What must you do when H and LG are not coplanar?

Answer 106

Rotate sigma bonds to make them coplanar (preferably anti-coplanar)
DRAW rotation

Question 107

When there is more than one H for an E reaction

Answer 107

Pick H that will lead to most stable bond E more stable than Z

Question 108

What must you ask with an E2 reaction?

Answer 108

Base bulky or not, what is the LG priority
PAY ATTENTION TO STEREOCHEMISTRY

Question 109

What do bulky bases do when they choose a H?

Answer 109

Lowest priority H leading to Hofman product

Question 110

What is Duterium?

Answer 110

Hydrogen with extra nucleus - will get pulled off like hydrogen

Question 111

Cyclohexane and H LG to form bond

Answer 111

H and LG will not be both forward or both back.
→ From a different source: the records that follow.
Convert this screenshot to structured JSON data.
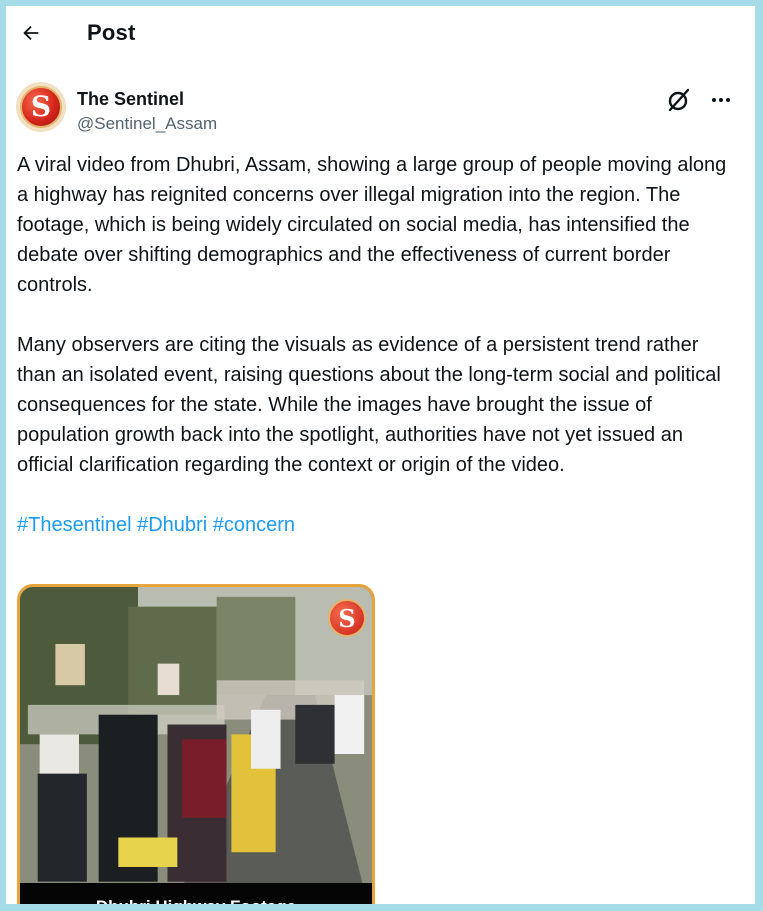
{
  "header": {
    "back_icon": "arrow-left-icon",
    "title": "Post"
  },
  "author": {
    "avatar_letter": "S",
    "display_name": "The Sentinel",
    "handle": "@Sentinel_Assam",
    "grok_icon": "grok-icon",
    "more_icon": "more-horizontal-icon"
  },
  "tweet": {
    "paragraphs": [
      "A viral video from Dhubri, Assam, showing a large group of people moving along a highway has reignited concerns over illegal migration into the region. The footage, which is being widely circulated on social media, has intensified the debate over shifting demographics and the effectiveness of current border controls.",
      "Many observers are citing the visuals as evidence of a persistent trend rather than an isolated event, raising questions about the long-term social and political consequences for the state. While the images have brought the issue of population growth back into the spotlight, authorities have not yet issued an official clarification regarding the context or origin of the video."
    ],
    "hashtags": [
      "#Thesentinel",
      "#Dhubri",
      "#concern"
    ]
  },
  "media": {
    "logo_letter": "S",
    "caption": "Dhubri Highway Footage"
  },
  "colors": {
    "link": "#1d9bf0",
    "text": "#0f1419",
    "secondary": "#536471",
    "media_border": "#e8a33d",
    "page_background": "#a6dbe8"
  }
}
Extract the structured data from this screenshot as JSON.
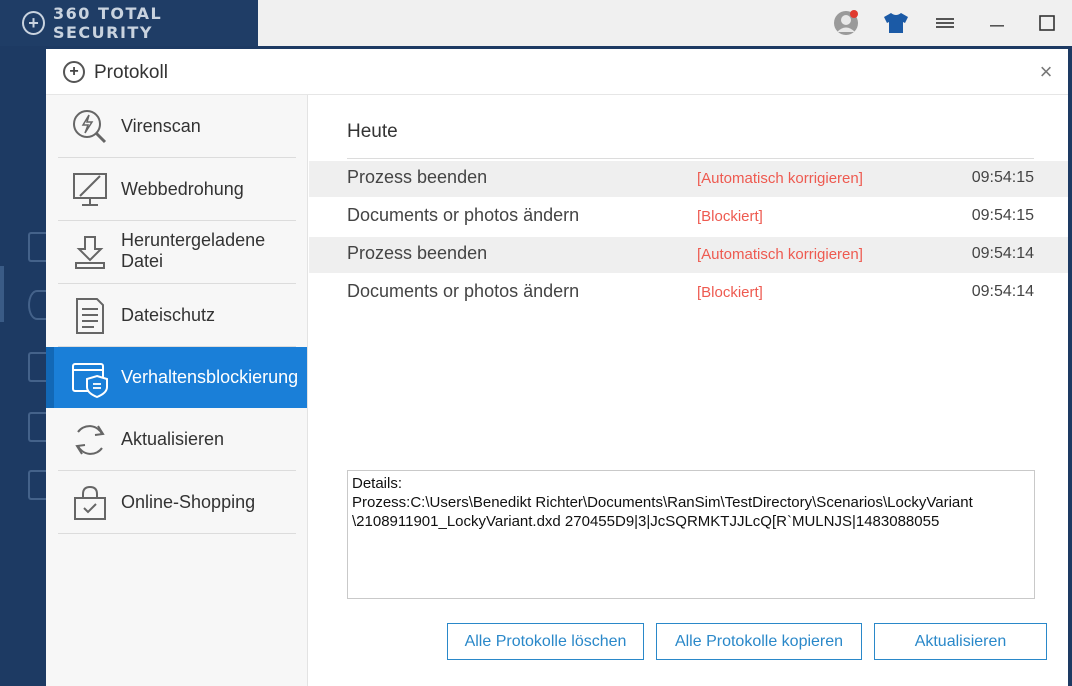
{
  "app": {
    "logo_text": "360 TOTAL SECURITY",
    "accent": "#1a7fd8",
    "titlebar_icons": [
      "user-avatar-icon",
      "shirt-icon",
      "menu-icon",
      "minimize-icon",
      "maximize-icon"
    ]
  },
  "dialog": {
    "title": "Protokoll",
    "close_label": "×"
  },
  "nav": {
    "items": [
      {
        "label": "Virenscan",
        "icon": "virus-scan-icon"
      },
      {
        "label": "Webbedrohung",
        "icon": "monitor-icon"
      },
      {
        "label": "Heruntergeladene Datei",
        "icon": "download-icon"
      },
      {
        "label": "Dateischutz",
        "icon": "document-icon"
      },
      {
        "label": "Verhaltensblockierung",
        "icon": "behavior-shield-icon",
        "active": true
      },
      {
        "label": "Aktualisieren",
        "icon": "refresh-icon"
      },
      {
        "label": "Online-Shopping",
        "icon": "shopping-bag-icon"
      }
    ]
  },
  "content": {
    "heading": "Heute",
    "rows": [
      {
        "event": "Prozess beenden",
        "status": "[Automatisch korrigieren]",
        "time": "09:54:15"
      },
      {
        "event": "Documents or photos ändern",
        "status": "[Blockiert]",
        "time": "09:54:15"
      },
      {
        "event": "Prozess beenden",
        "status": "[Automatisch korrigieren]",
        "time": "09:54:14"
      },
      {
        "event": "Documents or photos ändern",
        "status": "[Blockiert]",
        "time": "09:54:14"
      }
    ],
    "details": {
      "line1": "Details:",
      "line2": "Prozess:C:\\Users\\Benedikt Richter\\Documents\\RanSim\\TestDirectory\\Scenarios\\LockyVariant",
      "line3": "\\2108911901_LockyVariant.dxd 270455D9|3|JcSQRMKTJJLcQ[R`MULNJS|1483088055"
    },
    "status_color": "#ee5a50"
  },
  "buttons": {
    "clear_all": "Alle Protokolle löschen",
    "copy_all": "Alle Protokolle kopieren",
    "refresh": "Aktualisieren"
  }
}
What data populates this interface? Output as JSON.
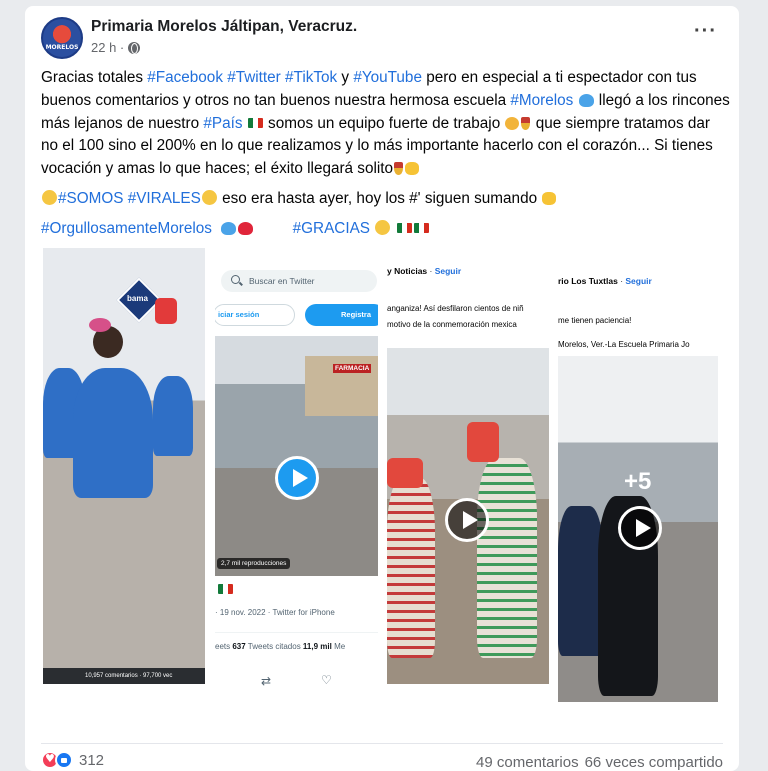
{
  "post": {
    "page_name": "Primaria Morelos Jáltipan, Veracruz.",
    "avatar_text": "MORELOS",
    "time": "22 h ·",
    "more": "···",
    "text": {
      "l1_a": "Gracias totales ",
      "tag_facebook": "#Facebook",
      "tag_twitter": "#Twitter",
      "tag_tiktok": "#TikTok",
      "l1_y": " y ",
      "tag_youtube": "#YouTube",
      "l1_b": " pero en especial a ti espectador con tus buenos comentarios y otros no tan buenos nuestra hermosa escuela ",
      "tag_morelos": "#Morelos",
      "l1_c": " llegó a los rincones más lejanos de nuestro ",
      "tag_pais": "#País",
      "l1_d": " somos un equipo fuerte de trabajo ",
      "l1_e": " que siempre tratamos dar no el 100 sino el 200% en lo que realizamos y lo más importante hacerlo con el corazón... Si tienes vocación y amas lo que haces; el éxito llegará solito",
      "tag_somos": "#SOMOS",
      "tag_virales": "#VIRALES",
      "l2": " eso era hasta ayer, hoy los #' siguen sumando ",
      "tag_orgullo": "#OrgullosamenteMorelos",
      "tag_gracias": "#GRACIAS"
    }
  },
  "gallery": {
    "p1": {
      "sign": "bama",
      "stats": "10,957 comentarios · 97,700 vec"
    },
    "p2": {
      "search_placeholder": "Buscar en Twitter",
      "login": "iciar sesión",
      "register": "Registra",
      "store": "FARMACIA",
      "views": "2,7 mil reproducciones",
      "date": "· 19 nov. 2022 · Twitter for iPhone",
      "counts_pre": "eets   ",
      "quotes_num": "637",
      "quotes_label": " Tweets citados   ",
      "likes_num": "11,9 mil",
      "likes_label": " Me"
    },
    "p3": {
      "source": "y Noticias",
      "follow": "Seguir",
      "line1": "anganiza! Así desfilaron cientos de niñ",
      "line2": "motivo de la conmemoración mexica"
    },
    "p4": {
      "source": "rio Los Tuxtlas",
      "follow": "Seguir",
      "line1": "me tienen paciencia!",
      "line2": "Morelos, Ver.-La Escuela Primaria Jo",
      "more": "+5"
    }
  },
  "footer": {
    "reaction_count": "312",
    "comments": "49 comentarios",
    "shares": "66 veces compartido"
  },
  "colors": {
    "hashtag": "#216fdb",
    "twitter_blue": "#1d9bf0",
    "love": "#f33e58",
    "like": "#1877f2"
  }
}
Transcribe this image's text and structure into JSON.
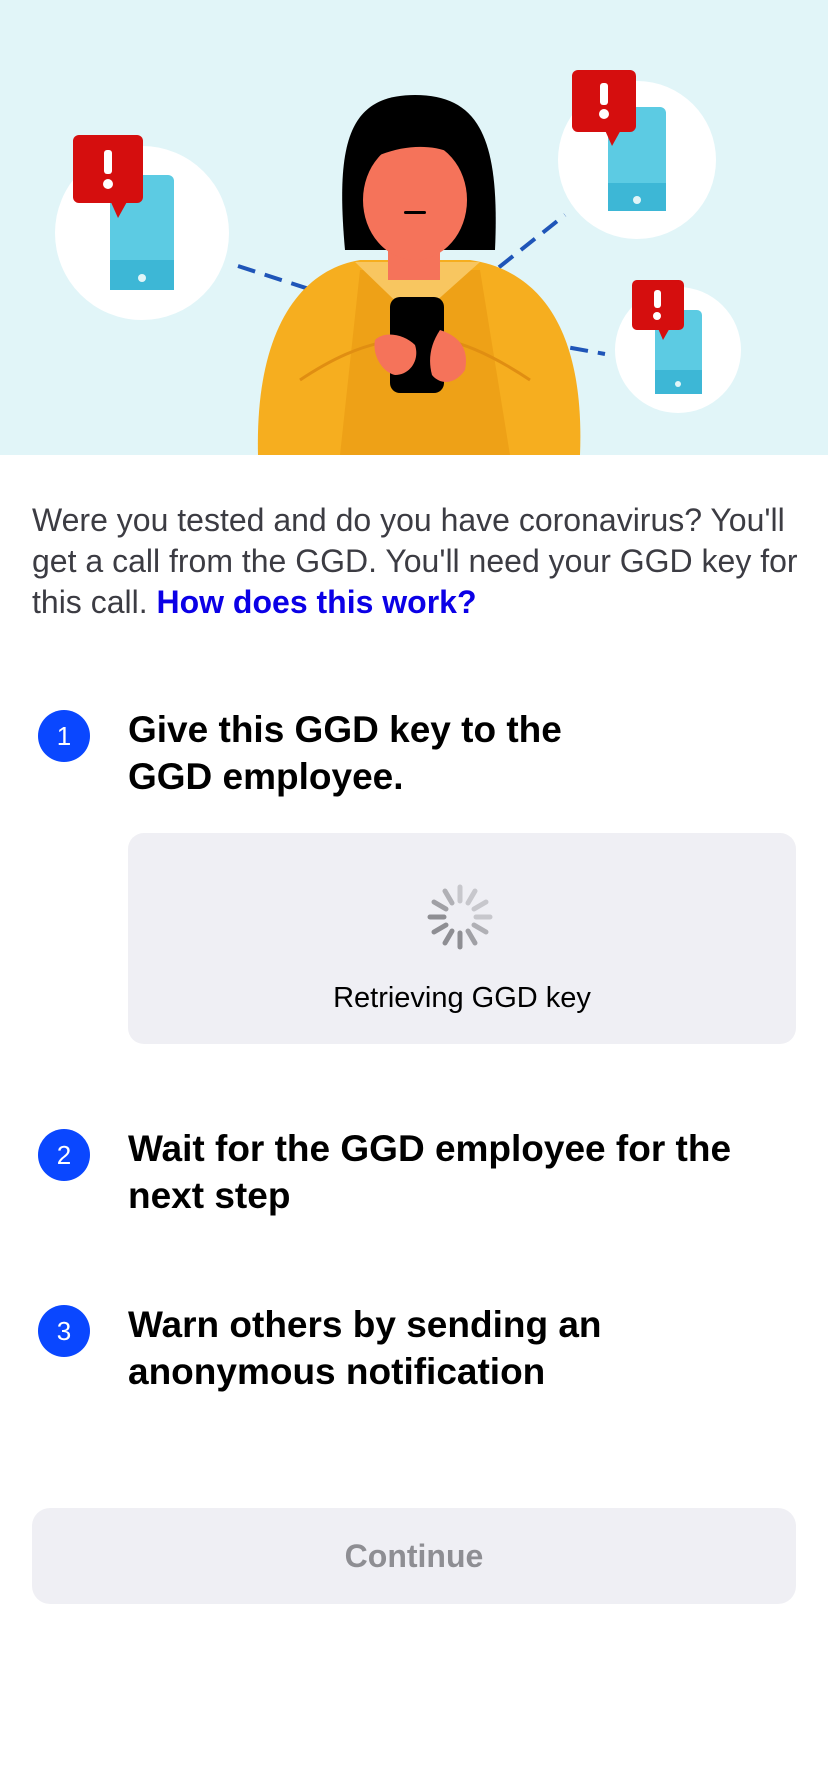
{
  "hero": {
    "illustration": "woman holding phone sending notifications to other phones",
    "colors": {
      "background": "#e1f5f8",
      "sweater": "#f6ae1f",
      "skin": "#f5735a",
      "alert": "#d50e0e",
      "phone": "#5ccbe3"
    }
  },
  "intro": {
    "text": "Were you tested and do you have coronavirus? You'll get a call from the GGD. You'll need your GGD key for this call. ",
    "link": "How does this work?"
  },
  "steps": [
    {
      "number": "1",
      "title": "Give this GGD key to the GGD employee."
    },
    {
      "number": "2",
      "title": "Wait for the GGD employee for the next step"
    },
    {
      "number": "3",
      "title": "Warn others by sending an anonymous notification"
    }
  ],
  "key_box": {
    "status": "Retrieving GGD key",
    "icon": "loading-spinner-icon"
  },
  "continue_label": "Continue",
  "colors": {
    "accent": "#0a47ff",
    "link": "#0b00e6",
    "disabled_text": "#8e8e93",
    "box_bg": "#efeff4"
  }
}
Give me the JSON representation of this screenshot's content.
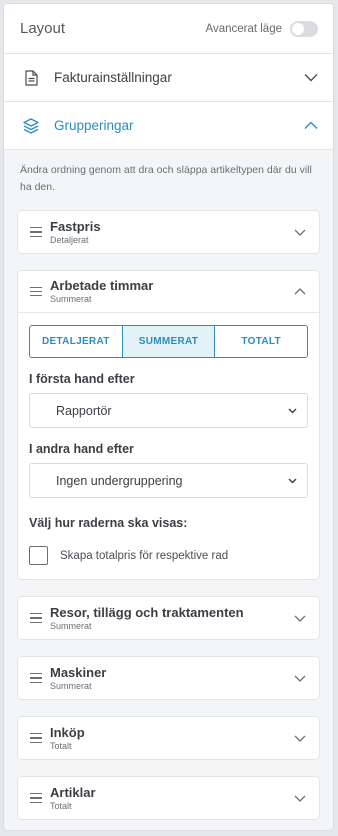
{
  "header": {
    "title": "Layout",
    "advanced_label": "Avancerat läge",
    "advanced_on": false
  },
  "sections": [
    {
      "label": "Fakturainställningar",
      "icon": "document-icon",
      "expanded": false
    },
    {
      "label": "Grupperingar",
      "icon": "layers-icon",
      "expanded": true
    }
  ],
  "groupings": {
    "intro": "Ändra ordning genom att dra och släppa artikeltypen där du vill ha den.",
    "cards": [
      {
        "title": "Fastpris",
        "subtitle": "Detaljerat"
      },
      {
        "title": "Arbetade timmar",
        "subtitle": "Summerat"
      },
      {
        "title": "Resor, tillägg och traktamenten",
        "subtitle": "Summerat"
      },
      {
        "title": "Maskiner",
        "subtitle": "Summerat"
      },
      {
        "title": "Inköp",
        "subtitle": "Totalt"
      },
      {
        "title": "Artiklar",
        "subtitle": "Totalt"
      }
    ],
    "detail": {
      "segments": [
        "DETALJERAT",
        "SUMMERAT",
        "TOTALT"
      ],
      "selected_segment": "SUMMERAT",
      "first_label": "I första hand efter",
      "first_value": "Rapportör",
      "second_label": "I andra hand efter",
      "second_value": "Ingen undergruppering",
      "rows_label": "Välj hur raderna ska visas:",
      "checkbox_label": "Skapa totalpris för respektive rad",
      "checkbox_checked": false
    }
  },
  "colors": {
    "accent": "#2a8ec2",
    "accent_bg": "#e3f1f9",
    "panel_bg": "#f4f5f7"
  }
}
Must be able to chair flip to get anti coplanar
-IF THE FORMATION IS LOCKED NO DOUBLE BOND CAN BE FORMED-

Question 112

Alcohol priorities:

Answer 112

Primary alcohol: OH2 cannot popoff so it must be Sn2
Secondary &Tertiary alcohol: OH2 can popoff NOTE REARRANGEMENT

Question 113

What are Lucas reagents?

Answer 113

HCl/ZnCl2, O attracts entire molecule then OH+lucas reagent pops off.